Stillbirth prevention in Sub-Saharan Africa
Working to reduce stillbirth and improve care for mothers and babies.
The NIHR Global Health Research Group
The NIHR Global Health Research Group on Stillbirth Prevention and Management in Sub-Saharan Africa is a research collaboration between the Centre for Childbirth, Women’s and Newborn Health (CWNH) led by Prof Dame Tina Lavender, at Liverpool School of Tropical Medicine (LSTM) and the Lugina Africa Midwives Research Network (LAMRN), a midwifery led research network operating in Uganda, Kenya, Malawi, Tanzania, Zambia, and Zimbabwe.
In Uganda, the project is led by Ms Elizabeth Ayebare a Lecturer in the Department of Nursing, School of Health Sciences at Makerere University.
Stillbirth and early newborn deaths and their impact on women and their families
Recent estimates have shown that every year about 2 million babies are stillborn (UN IGME Report, 2020); and 2.4 million children died in the first month of life (WHO, 2020). The vast majority occur in Low- and Middle-Income countries and could be prevented.
Stillbirths are caused by maternal infections during pregnancy (malaria, syphilis, and HIV), hypertension, obesity, and diabetes, fetal growth restrictions, placental disorders, complications during childbirth and congenital abnormalities. Neonatal deaths are caused by infections (including sepsis, pneumonia, tetanus and diarrhea), Intrapartum-related complications (birth asphyxia and lack of breathing at birth), pre-term birth, and birth defects.

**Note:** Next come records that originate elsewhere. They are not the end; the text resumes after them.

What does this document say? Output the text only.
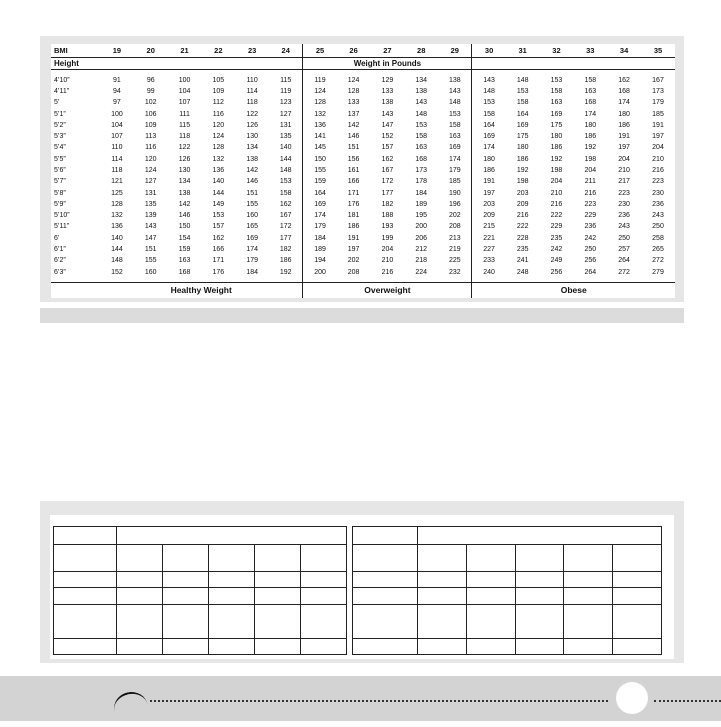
BMI	19	20	21	22	23	24	25	26	27	28	29	30	31	32	33	34	35
Height							Weight in Pounds										

4’10”	91	96	100	105	110	115	119	124	129	134	138	143	148	153	158	162	167
4’11”	94	99	104	109	114	119	124	128	133	138	143	148	153	158	163	168	173
5’	97	102	107	112	118	123	128	133	138	143	148	153	158	163	168	174	179
5’1”	100	106	111	116	122	127	132	137	143	148	153	158	164	169	174	180	185
5’2”	104	109	115	120	126	131	136	142	147	153	158	164	169	175	180	186	191
5’3”	107	113	118	124	130	135	141	146	152	158	163	169	175	180	186	191	197
5’4”	110	116	122	128	134	140	145	151	157	163	169	174	180	186	192	197	204
5’5”	114	120	126	132	138	144	150	156	162	168	174	180	186	192	198	204	210
5’6”	118	124	130	136	142	148	155	161	167	173	179	186	192	198	204	210	216
5’7”	121	127	134	140	146	153	159	166	172	178	185	191	198	204	211	217	223
5’8”	125	131	138	144	151	158	164	171	177	184	190	197	203	210	216	223	230
5’9”	128	135	142	149	155	162	169	176	182	189	196	203	209	216	223	230	236
5’10”	132	139	146	153	160	167	174	181	188	195	202	209	216	222	229	236	243
5’11”	136	143	150	157	165	172	179	186	193	200	208	215	222	229	236	243	250
6’	140	147	154	162	169	177	184	191	199	206	213	221	228	235	242	250	258
6’1”	144	151	159	166	174	182	189	197	204	212	219	227	235	242	250	257	265
6’2”	148	155	163	171	179	186	194	202	210	218	225	233	241	249	256	264	272
6’3”	152	160	168	176	184	192	200	208	216	224	232	240	248	256	264	272	279

	Healthy Weight						Overweight					Obese					
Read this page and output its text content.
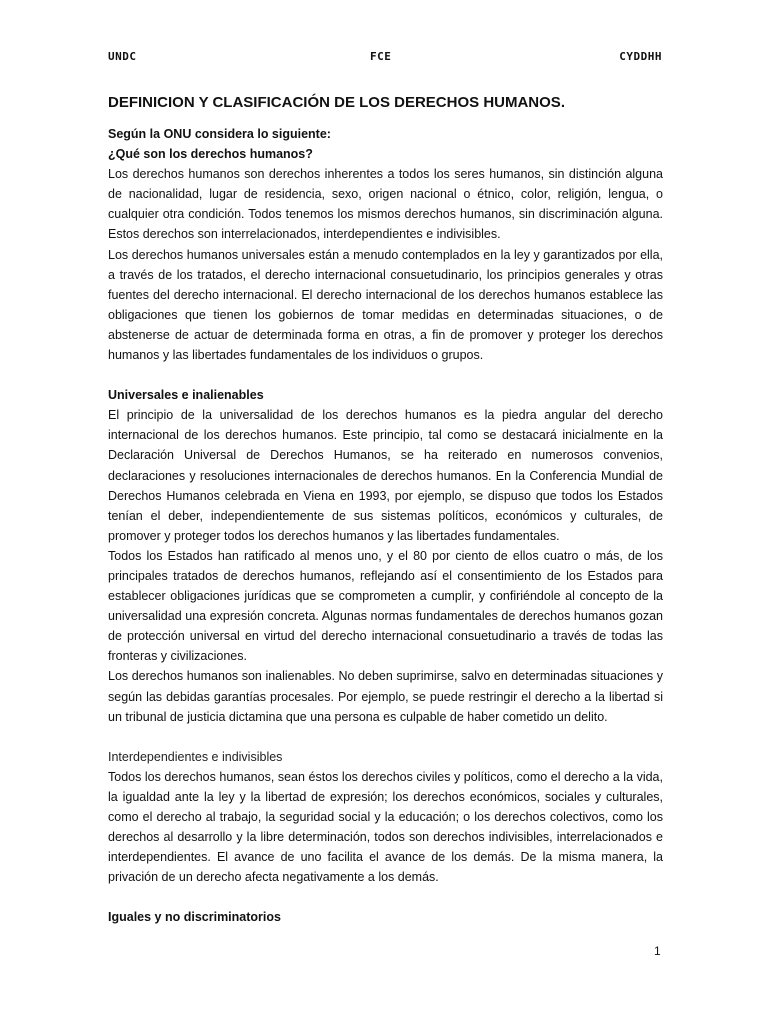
UNDC	FCE	CYDDHH
DEFINICION Y CLASIFICACIÓN DE LOS DERECHOS HUMANOS.

Según la ONU considera lo siguiente:

¿Qué son los derechos humanos?

Los derechos humanos son derechos inherentes a todos los seres humanos, sin distinción alguna de nacionalidad, lugar de residencia, sexo, origen nacional o étnico, color, religión, lengua, o cualquier otra condición. Todos tenemos los mismos derechos humanos, sin discriminación alguna. Estos derechos son interrelacionados, interdependientes e indivisibles.

Los derechos humanos universales están a menudo contemplados en la ley y garantizados por ella, a través de los tratados, el derecho internacional consuetudinario, los principios generales y otras fuentes del derecho internacional. El derecho internacional de los derechos humanos establece las obligaciones que tienen los gobiernos de tomar medidas en determinadas situaciones, o de abstenerse de actuar de determinada forma en otras, a fin de promover y proteger los derechos humanos y las libertades fundamentales de los individuos o grupos.

Universales e inalienables

El principio de la universalidad de los derechos humanos es la piedra angular del derecho internacional de los derechos humanos. Este principio, tal como se destacará inicialmente en la Declaración Universal de Derechos Humanos, se ha reiterado en numerosos convenios, declaraciones y resoluciones internacionales de derechos humanos. En la Conferencia Mundial de Derechos Humanos celebrada en Viena en 1993, por ejemplo, se dispuso que todos los Estados tenían el deber, independientemente de sus sistemas políticos, económicos y culturales, de promover y proteger todos los derechos humanos y las libertades fundamentales.

Todos los Estados han ratificado al menos uno, y el 80 por ciento de ellos cuatro o más, de los principales tratados de derechos humanos, reflejando así el consentimiento de los Estados para establecer obligaciones jurídicas que se comprometen a cumplir, y confiriéndole al concepto de la universalidad una expresión concreta. Algunas normas fundamentales de derechos humanos gozan de protección universal en virtud del derecho internacional consuetudinario a través de todas las fronteras y civilizaciones.

Los derechos humanos son inalienables. No deben suprimirse, salvo en determinadas situaciones y según las debidas garantías procesales. Por ejemplo, se puede restringir el derecho a la libertad si un tribunal de justicia dictamina que una persona es culpable de haber cometido un delito.

Interdependientes e indivisibles

Todos los derechos humanos, sean éstos los derechos civiles y políticos, como el derecho a la vida, la igualdad ante la ley y la libertad de expresión; los derechos económicos, sociales y culturales, como el derecho al trabajo, la seguridad social y la educación; o los derechos colectivos, como los derechos al desarrollo y la libre determinación, todos son derechos indivisibles, interrelacionados e interdependientes. El avance de uno facilita el avance de los demás. De la misma manera, la privación de un derecho afecta negativamente a los demás.

Iguales y no discriminatorios

1
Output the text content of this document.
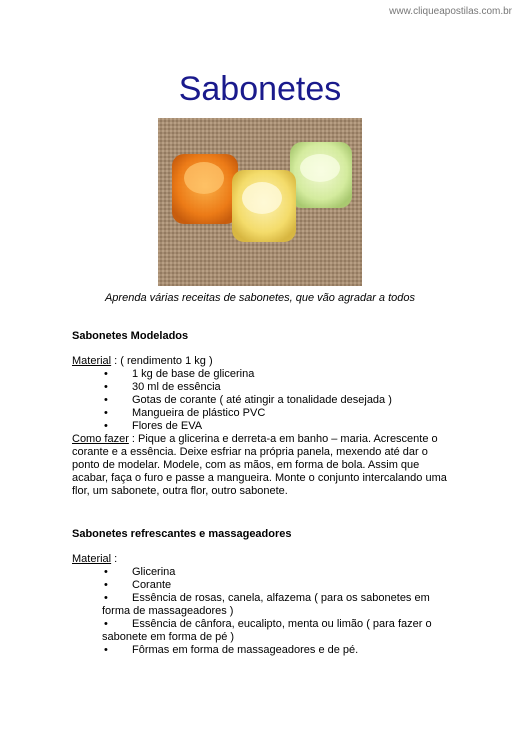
www.cliqueapostilas.com.br
Sabonetes
Aprenda várias receitas de sabonetes, que vão agradar a todos
Sabonetes Modelados
Material : ( rendimento 1 kg )
• 1 kg de base de glicerina
• 30 ml de essência
• Gotas de corante ( até atingir a tonalidade desejada )
• Mangueira de plástico PVC
• Flores de EVA

Como fazer : Pique a glicerina e derreta-a em banho – maria. Acrescente o corante e a essência. Deixe esfriar na própria panela, mexendo até dar o ponto de modelar. Modele, com as mãos, em forma de bola. Assim que acabar, faça o furo e passe a mangueira. Monte o conjunto intercalando uma flor, um sabonete, outra flor, outro sabonete.

Sabonetes refrescantes e massageadores
Material :
• Glicerina
• Corante
• Essência de rosas, canela, alfazema ( para os sabonetes em forma de massageadores )
• Essência de cânfora, eucalipto, menta ou limão ( para fazer o sabonete em forma de pé )
• Fôrmas em forma de massageadores e de pé.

Having a stillbirth is a distressing and traumatic experience for parents with long lasting effects such as depression and other serious mental health issues, which are linked with higher rates of physical health problems, relationship and family breakdown. In different cultures, stillborn infants are considered “not human” and the causes of deaths are frequently unknown, thus women are blamed and stigmatized for the death. In the event of any death of a baby shortly before, during or after child birth, it is important that the affected women and families can access appropriate care and support.
Our aims are:
- To gain a better understanding of stillbirth, childbirth, and bereavement care in high burden settings.
- To develop culturally relevant studies for further investigation in this unexplored area of stillbirth.
- To establish ourselves in the global healthcare arena as a catalyst for change.
Together we are committed to ending preventable stillbirth and ensuring quality care for parents experiencing the death of their babies before, during or soon after birth.
We work towards this by addressing three areas of care:
- Prevention and Detection of Stillbirth: identification of women with high risk pregnancies, so that potential stillbirths can be detected at an earlier stage and preventative measures put in place.
- Promoting Evidence-Based Intrapartum Care: examining factors which influence how women seek and access care, the quality of the care received, and specific factors associated with stillbirth in local healthcare facilities.
- Ensuring Respectful Care for bereaved parents: gaining a better understanding of the experiences of women, partners, and health workers after stillbirth, so that respectful care can be delivered more effectively.